The relics slowly descended, and, amid the roars that greeted them, Livette, in her overwrought imagination, fancied that she saw herself clinging to Renaud, beseeching him to be faithful and kind to her, and not to go to that other woman; and when he refused and left her, she leaped at the gipsy’s face and scratched her and clawed at her like a cat.
Thus the sorceress’s soul passed into Livette. Already, without suspecting it, she had begun to resemble her enemy, the gitana who leaped at the nostrils of Renaud’s horse the other day. And yet this little fair-haired girl was not one of the dark-skinned maidens of Arles, who have African and Asian blood in their veins! No matter; she, too, has a wild beast’s fits of passion. Love and jealousy are at work making a woman’s soul.
The relics were still descending; and Livette feverishly told off paters and aves on her rosary.—Patience! on the day after the fête, the gipsies, she knows, will leave the town! Two more days and her agony will be at an end.
Meanwhile—she makes this vow in presence of the relics—she will not gratify Renaud by showing that she is jealous, as she is, and not until later—when Zinzara is far away, and there is no chance of her coming back—will she, perhaps, tell her promised husband that he lied to her, that he is a traitor, because, instead of avenging her upon the gipsy, he was false to his fiancée with her—for of course he is false to her, as he is not there!—She will tell him, then, not in a passion, but to punish him. It will be no more than justice.

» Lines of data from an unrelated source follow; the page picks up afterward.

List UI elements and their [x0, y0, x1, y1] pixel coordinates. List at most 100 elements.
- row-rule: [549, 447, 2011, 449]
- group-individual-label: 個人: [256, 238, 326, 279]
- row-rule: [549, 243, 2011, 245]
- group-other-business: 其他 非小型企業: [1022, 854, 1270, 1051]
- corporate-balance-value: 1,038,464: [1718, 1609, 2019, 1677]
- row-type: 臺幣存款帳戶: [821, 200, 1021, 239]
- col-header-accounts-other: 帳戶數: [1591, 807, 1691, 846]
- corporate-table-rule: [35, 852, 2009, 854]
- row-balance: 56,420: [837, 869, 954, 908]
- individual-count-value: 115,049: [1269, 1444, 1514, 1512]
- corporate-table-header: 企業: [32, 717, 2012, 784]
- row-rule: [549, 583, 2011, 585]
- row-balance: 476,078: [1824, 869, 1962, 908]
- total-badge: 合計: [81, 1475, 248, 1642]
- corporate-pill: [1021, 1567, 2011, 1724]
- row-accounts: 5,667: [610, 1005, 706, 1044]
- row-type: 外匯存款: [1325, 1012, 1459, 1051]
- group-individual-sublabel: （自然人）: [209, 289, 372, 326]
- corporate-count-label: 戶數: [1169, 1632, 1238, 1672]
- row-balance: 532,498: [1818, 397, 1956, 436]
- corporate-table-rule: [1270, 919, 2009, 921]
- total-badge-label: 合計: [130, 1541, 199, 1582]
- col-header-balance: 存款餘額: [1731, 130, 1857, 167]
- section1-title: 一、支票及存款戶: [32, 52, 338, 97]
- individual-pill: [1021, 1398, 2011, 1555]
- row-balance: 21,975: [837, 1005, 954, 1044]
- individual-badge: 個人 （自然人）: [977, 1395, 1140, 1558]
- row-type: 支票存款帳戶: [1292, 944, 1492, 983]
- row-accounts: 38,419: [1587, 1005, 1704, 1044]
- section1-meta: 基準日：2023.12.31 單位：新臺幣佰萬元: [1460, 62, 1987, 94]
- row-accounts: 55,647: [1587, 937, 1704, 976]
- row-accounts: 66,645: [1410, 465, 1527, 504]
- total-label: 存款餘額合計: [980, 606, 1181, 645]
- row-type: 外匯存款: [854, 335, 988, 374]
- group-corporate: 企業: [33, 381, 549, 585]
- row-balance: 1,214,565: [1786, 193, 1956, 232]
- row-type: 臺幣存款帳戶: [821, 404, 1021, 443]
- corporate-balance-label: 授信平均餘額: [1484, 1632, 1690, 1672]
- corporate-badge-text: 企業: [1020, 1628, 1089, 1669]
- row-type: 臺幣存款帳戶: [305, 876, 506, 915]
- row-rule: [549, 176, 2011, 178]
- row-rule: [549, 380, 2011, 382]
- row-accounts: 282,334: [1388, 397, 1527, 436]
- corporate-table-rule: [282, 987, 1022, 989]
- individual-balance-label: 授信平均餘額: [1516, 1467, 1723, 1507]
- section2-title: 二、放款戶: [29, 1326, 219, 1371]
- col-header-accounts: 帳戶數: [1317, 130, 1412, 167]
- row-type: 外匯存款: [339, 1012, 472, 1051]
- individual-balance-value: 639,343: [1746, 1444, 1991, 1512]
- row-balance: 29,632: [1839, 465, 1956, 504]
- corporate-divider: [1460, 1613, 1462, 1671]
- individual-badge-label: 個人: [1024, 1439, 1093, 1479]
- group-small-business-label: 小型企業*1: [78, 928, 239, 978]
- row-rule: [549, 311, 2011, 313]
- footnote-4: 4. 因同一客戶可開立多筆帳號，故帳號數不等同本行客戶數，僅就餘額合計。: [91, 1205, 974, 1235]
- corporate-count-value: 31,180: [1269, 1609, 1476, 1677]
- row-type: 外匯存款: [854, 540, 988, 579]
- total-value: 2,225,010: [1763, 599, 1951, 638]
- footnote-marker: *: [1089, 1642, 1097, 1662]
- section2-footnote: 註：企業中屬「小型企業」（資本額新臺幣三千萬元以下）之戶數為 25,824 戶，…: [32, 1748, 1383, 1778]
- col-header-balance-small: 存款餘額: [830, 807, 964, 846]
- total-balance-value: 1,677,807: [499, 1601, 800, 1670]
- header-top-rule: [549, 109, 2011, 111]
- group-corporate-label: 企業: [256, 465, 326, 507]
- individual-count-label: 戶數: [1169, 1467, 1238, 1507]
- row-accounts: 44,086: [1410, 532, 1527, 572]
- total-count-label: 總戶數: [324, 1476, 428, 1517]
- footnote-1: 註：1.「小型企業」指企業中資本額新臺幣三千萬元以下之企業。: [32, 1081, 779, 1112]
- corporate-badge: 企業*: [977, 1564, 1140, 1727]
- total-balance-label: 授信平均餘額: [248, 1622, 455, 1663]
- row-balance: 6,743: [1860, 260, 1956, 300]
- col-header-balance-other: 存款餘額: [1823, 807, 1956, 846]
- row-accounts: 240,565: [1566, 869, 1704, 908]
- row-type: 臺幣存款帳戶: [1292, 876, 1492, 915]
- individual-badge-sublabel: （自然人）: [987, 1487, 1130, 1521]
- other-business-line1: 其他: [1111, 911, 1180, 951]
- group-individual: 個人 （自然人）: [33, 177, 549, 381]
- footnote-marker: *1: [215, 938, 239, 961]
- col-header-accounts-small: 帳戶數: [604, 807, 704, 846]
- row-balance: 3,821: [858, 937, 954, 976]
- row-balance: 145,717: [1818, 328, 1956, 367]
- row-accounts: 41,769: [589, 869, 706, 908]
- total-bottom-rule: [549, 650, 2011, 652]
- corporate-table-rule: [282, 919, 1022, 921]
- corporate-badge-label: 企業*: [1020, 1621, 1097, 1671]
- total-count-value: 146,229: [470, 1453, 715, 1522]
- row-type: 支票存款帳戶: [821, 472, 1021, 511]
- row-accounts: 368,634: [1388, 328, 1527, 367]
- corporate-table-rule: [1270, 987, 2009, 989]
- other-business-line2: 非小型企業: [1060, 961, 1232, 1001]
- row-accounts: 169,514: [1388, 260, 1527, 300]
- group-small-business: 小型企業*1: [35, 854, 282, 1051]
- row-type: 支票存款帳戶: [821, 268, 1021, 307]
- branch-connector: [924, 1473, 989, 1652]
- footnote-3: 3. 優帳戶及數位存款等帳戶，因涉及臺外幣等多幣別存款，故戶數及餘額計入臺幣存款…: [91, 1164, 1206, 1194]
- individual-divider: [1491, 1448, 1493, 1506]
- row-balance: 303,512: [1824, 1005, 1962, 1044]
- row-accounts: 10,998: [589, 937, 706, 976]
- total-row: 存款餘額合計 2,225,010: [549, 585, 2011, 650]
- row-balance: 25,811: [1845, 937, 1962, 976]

By dint of uncoiling themselves by little jerks, the ropes have lowered the relics almost within reach of the hands stretched up to meet them. Thereupon the rabble of poor devils could contain itself no longer. Every one was determined to be the first to touch them. Those who were already in the choir, directly below the hanging relics, lost their footing, crowded as they were by those who were pressing in from the body of the church, jostling and crushing one another with a constant pressure. Livette was borne along on the wave, seeing nothing, and with but one thought in her mind—to touch the consecrated relics herself!—That she felt she must do, so that she might escape the influence of the glance the black woman had cast at her. She would seek to turn aside the fatal spell that had been upon her ever since her first meeting with the sorceress! But would she reach the shrines?—Livette felt that she was seized by two strong arms. She turned: it was Renaud! He had just entered the church with two other drovers, his friends. These three young men, glowing with the outside sunlight, healthy and strong, amid the lame and halt and blind, had the insolent bearing—cruel without meaning to be—of manly beauty, of life itself. They extricated the girl and made a ring about her. She was able to breathe.